Splitting the population across five categories based on income, the survey shows that while the poorest 20% (first quintile) witnessed the biggest erosion of 53%, the second lowest quintile (lower middle category), too, witnessed a decline in their household income of 32% in the same period. While the quantum of erosion reduced to 9% for those in the middle income category, the top two quintiles — upper middle (20%) and richest (20%)— saw their household income rise by 7% and 39% respectively.

The survey shows that the richest 20% of households have, on average, added more income per household and more pooled income as a group in the past five years than in any five-year period earlier since liberalisation. Exactly the opposite has happened for the poorest 20% of households — on average, they have never actually seen a decrease in household income since 1995. Yet, in 2021, in a huge knockout punch caused by Covid, they earned half as much as they did in 2016.

How disruptive this distress has been for those at the bottom of the pyramid is reinforced by the fact that in the previous 11-year period between 2005 and 2016, while the household income of the richest 20% grew by 34%, the poorest 20% saw their household income surge by 183% at an average annual growth rate of 9.9%.

Coming in the run-up to the Budget, the task for the Government is cut out.

“As the Finance Minister is finalising her budget proposals for 2022-23 to give shape to the roadmap for economic revival of the country,” said Rajesh Shukla, MD and CEO, PRICE, “we need a K-shaped policy too that addresses the two ends of the spectrum and a lot more thinking on how to build the bridge between the two.”

This couldn’t be more timely. Said PRICE founder and one of the authors of the survey Rama Bijapurkar. “Or else, we are back to a tale of two Indias, a narrative we thought we were rapidly getting rid of. The good news is that we have built a far more efficient welfare state for the disbursal of benefit be it DBT or vaccination for all.”

The survey showed that while the richest 20% accounted for 50.2% of the total household income in 1995, their share has jumped to 56.3% in 2021. On the other hand, the share of the poorest 20% dropped from 5.9% to 3.3% in the same period.

As for India Inc, it has been in a better position to weather the disruption. The pandemic accelerated further formalisation of the economy with large companies benefitting at the cost of smaller ones. The survey also shows that while job losses were quite evident among Small and Medium Enterprises in the casual labour segment, large companies did not witness much of that.

Even among the poorest 20 per cent, those in urban areas got more impacted than their rural counterparts as the first wave of Covid and the lockdown led to stringent curbs on economic activity in urban areas. This resulted in job losses and loss of income for the casual labour, petty traders household workers.

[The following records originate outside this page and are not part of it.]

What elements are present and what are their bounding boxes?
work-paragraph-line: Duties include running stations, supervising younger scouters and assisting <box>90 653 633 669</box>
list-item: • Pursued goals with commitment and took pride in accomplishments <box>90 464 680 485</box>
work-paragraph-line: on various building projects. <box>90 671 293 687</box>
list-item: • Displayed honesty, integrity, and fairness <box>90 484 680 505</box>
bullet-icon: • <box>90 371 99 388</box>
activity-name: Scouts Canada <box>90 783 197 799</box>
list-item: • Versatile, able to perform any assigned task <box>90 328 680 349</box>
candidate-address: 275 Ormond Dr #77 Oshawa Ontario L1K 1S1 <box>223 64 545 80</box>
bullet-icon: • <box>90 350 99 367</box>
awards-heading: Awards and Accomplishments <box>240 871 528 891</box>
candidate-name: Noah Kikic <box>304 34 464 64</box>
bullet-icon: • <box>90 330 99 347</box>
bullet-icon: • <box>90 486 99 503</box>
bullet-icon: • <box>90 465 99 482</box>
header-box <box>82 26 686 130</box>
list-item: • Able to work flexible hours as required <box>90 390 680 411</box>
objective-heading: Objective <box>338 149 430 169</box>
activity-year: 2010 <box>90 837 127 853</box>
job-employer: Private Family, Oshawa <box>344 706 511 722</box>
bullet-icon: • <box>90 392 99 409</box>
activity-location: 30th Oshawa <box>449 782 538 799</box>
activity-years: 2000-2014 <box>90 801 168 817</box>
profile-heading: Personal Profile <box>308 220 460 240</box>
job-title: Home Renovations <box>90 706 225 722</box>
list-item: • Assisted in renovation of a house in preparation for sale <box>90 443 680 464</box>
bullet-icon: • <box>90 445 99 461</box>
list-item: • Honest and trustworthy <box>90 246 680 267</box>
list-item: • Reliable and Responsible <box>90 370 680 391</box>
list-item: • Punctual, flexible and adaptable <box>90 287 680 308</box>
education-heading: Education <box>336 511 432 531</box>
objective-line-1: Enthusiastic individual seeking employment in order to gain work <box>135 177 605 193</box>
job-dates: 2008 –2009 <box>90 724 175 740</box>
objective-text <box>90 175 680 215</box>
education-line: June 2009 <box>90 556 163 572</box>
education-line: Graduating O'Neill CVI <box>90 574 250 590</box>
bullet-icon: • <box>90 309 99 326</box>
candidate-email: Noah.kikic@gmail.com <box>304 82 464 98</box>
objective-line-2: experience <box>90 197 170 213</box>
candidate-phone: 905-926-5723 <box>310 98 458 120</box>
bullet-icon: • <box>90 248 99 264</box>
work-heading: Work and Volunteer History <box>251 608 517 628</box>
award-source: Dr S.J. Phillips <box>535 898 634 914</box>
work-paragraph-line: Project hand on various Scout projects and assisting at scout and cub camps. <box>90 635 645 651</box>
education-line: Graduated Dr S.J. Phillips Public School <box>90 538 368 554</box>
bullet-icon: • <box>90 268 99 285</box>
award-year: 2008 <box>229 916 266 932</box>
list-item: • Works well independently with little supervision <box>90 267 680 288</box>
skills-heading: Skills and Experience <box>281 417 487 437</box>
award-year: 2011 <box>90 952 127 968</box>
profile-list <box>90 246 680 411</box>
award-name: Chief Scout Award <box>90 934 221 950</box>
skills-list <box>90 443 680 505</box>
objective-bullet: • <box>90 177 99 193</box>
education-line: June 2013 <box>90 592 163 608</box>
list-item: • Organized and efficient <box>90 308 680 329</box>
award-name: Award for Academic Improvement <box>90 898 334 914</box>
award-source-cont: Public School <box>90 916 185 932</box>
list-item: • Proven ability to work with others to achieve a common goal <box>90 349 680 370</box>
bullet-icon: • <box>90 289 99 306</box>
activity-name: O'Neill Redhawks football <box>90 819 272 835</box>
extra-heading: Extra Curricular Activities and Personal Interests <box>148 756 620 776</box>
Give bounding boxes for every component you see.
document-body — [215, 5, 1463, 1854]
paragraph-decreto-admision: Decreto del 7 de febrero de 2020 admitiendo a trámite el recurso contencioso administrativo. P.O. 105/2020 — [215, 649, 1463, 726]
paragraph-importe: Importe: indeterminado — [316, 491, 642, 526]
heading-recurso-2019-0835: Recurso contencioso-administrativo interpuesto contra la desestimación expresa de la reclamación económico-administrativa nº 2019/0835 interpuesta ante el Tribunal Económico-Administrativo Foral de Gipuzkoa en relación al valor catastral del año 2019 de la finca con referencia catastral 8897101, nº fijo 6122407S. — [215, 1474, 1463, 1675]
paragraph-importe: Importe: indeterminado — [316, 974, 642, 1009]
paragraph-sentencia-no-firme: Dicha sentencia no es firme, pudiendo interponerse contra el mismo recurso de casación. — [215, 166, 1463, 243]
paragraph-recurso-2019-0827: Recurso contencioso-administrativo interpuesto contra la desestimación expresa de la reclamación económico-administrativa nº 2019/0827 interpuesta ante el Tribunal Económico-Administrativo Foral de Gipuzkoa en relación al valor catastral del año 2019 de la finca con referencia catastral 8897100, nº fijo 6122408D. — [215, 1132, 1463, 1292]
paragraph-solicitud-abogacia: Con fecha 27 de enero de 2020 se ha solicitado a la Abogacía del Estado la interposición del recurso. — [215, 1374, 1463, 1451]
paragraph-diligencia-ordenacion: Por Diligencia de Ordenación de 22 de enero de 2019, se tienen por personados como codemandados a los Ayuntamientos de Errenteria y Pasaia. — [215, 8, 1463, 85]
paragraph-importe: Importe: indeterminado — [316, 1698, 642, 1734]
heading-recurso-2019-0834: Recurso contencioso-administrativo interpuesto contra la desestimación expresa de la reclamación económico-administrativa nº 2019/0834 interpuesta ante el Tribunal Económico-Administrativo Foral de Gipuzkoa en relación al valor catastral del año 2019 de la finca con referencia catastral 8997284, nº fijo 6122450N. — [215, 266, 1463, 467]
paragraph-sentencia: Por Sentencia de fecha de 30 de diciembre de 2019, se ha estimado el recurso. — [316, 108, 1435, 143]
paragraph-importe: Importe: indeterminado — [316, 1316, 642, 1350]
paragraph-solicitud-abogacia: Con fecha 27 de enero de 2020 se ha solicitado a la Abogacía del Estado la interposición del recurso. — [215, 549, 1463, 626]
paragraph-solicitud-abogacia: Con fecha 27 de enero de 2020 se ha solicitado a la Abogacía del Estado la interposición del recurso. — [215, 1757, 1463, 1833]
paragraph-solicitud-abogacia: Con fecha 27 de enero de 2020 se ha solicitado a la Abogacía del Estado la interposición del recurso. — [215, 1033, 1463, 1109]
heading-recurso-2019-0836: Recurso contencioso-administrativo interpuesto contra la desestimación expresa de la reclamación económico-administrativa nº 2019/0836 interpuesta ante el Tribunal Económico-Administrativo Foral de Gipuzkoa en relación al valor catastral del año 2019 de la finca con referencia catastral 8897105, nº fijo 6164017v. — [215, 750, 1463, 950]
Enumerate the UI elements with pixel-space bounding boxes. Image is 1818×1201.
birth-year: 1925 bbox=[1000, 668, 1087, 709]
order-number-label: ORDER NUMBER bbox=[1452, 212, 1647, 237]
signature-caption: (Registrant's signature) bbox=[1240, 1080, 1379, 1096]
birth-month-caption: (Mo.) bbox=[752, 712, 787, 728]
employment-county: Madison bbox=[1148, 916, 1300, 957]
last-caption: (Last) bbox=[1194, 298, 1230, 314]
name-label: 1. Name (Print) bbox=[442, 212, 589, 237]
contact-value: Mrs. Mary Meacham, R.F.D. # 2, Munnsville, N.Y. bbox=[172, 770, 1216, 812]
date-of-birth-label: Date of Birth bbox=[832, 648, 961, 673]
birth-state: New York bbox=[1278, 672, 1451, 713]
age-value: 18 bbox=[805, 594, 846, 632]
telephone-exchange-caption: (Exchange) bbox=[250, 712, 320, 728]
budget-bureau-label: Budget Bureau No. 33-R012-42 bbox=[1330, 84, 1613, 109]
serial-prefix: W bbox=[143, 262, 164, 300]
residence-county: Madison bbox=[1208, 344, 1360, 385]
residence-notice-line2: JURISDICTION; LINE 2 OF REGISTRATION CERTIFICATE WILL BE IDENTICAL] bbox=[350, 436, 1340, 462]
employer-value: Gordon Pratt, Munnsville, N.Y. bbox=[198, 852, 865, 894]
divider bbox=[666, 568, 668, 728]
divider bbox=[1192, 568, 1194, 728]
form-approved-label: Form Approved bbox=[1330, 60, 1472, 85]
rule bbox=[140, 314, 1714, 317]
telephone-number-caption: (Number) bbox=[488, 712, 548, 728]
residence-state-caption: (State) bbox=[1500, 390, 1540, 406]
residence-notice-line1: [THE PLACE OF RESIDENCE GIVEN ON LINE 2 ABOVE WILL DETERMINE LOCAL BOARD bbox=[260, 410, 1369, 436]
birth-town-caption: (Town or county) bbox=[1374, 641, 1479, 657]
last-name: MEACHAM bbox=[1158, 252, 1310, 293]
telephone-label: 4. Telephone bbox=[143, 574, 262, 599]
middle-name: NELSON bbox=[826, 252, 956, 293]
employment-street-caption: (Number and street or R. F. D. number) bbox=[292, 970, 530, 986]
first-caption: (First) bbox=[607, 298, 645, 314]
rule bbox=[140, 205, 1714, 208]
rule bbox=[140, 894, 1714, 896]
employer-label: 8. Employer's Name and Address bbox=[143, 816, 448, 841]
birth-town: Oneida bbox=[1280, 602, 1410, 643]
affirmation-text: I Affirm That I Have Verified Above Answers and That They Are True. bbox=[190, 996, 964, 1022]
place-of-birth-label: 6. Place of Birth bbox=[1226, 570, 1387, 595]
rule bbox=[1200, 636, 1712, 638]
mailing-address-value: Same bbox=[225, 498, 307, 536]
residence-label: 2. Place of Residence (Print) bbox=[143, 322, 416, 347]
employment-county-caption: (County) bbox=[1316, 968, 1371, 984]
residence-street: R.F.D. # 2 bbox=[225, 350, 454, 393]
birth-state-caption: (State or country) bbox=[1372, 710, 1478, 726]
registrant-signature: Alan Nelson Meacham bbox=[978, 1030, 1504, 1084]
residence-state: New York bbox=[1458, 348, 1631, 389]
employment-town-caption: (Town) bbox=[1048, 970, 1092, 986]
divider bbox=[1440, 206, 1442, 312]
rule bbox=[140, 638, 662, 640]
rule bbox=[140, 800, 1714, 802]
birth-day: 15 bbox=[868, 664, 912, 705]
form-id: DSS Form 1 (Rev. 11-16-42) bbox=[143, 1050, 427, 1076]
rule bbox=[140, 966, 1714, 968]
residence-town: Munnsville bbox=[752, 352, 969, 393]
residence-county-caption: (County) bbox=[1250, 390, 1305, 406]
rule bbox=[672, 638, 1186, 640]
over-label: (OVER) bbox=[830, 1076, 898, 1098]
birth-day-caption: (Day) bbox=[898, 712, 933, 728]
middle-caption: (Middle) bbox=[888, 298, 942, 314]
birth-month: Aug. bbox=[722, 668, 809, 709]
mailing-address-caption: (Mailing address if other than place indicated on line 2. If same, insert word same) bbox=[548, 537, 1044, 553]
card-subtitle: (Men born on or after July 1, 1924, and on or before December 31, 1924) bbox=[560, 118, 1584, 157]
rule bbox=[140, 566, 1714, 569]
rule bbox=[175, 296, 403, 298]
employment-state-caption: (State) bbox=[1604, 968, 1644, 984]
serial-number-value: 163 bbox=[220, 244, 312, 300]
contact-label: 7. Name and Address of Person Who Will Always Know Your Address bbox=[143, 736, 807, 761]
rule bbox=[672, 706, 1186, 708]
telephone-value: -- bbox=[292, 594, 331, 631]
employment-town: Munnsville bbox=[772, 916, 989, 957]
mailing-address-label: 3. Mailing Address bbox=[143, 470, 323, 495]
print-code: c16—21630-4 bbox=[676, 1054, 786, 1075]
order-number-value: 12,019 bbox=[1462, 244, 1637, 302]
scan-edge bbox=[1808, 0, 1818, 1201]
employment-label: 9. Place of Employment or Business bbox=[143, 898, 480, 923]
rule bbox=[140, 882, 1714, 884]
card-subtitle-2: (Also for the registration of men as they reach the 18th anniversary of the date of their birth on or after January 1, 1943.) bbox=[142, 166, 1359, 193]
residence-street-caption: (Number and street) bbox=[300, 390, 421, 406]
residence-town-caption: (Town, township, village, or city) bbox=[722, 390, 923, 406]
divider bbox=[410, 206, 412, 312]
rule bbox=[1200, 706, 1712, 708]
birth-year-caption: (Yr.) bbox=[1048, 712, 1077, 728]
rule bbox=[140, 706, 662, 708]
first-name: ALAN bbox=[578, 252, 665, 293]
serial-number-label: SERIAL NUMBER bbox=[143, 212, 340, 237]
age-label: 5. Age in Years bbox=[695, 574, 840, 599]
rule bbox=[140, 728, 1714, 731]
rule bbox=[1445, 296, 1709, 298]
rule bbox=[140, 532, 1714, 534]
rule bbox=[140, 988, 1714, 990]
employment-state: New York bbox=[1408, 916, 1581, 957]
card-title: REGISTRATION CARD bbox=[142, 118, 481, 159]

Data shows that there has been a rise in the share of poor in cities. While 90 per cent of the poorest 20 per cent in 2016, lived in rural India, that number had dropped to 70 per cent in 2021. On the other hand the share of poorest 20 per cent in urban areas has gone up from around 10 per cent to 30 per cent now.

“The data reflects that the casual labour, petty trader, household workers among others in Tier 1 and Tier 2 cities got hit most by the pandemic. During the survey we also noticed that while in rural areas people in lower middle income category (Q2) have moved to middle income category (Q3), in the urban areas the shift has been downwards from Q3 to Q2. In fact, the rise in poverty level of urban poor has pulled down the household income of the entire category down,” said Shukla.

“The elephant in the room is investment,” said Bijapurkar. “Inspiring confidence through long-term policy stability and improving ease of doing business should make the tide rise again and sweep small business and individuals up along with it. Most big companies are doing well and don’t need more help but we need to work the economy for the bottom half.”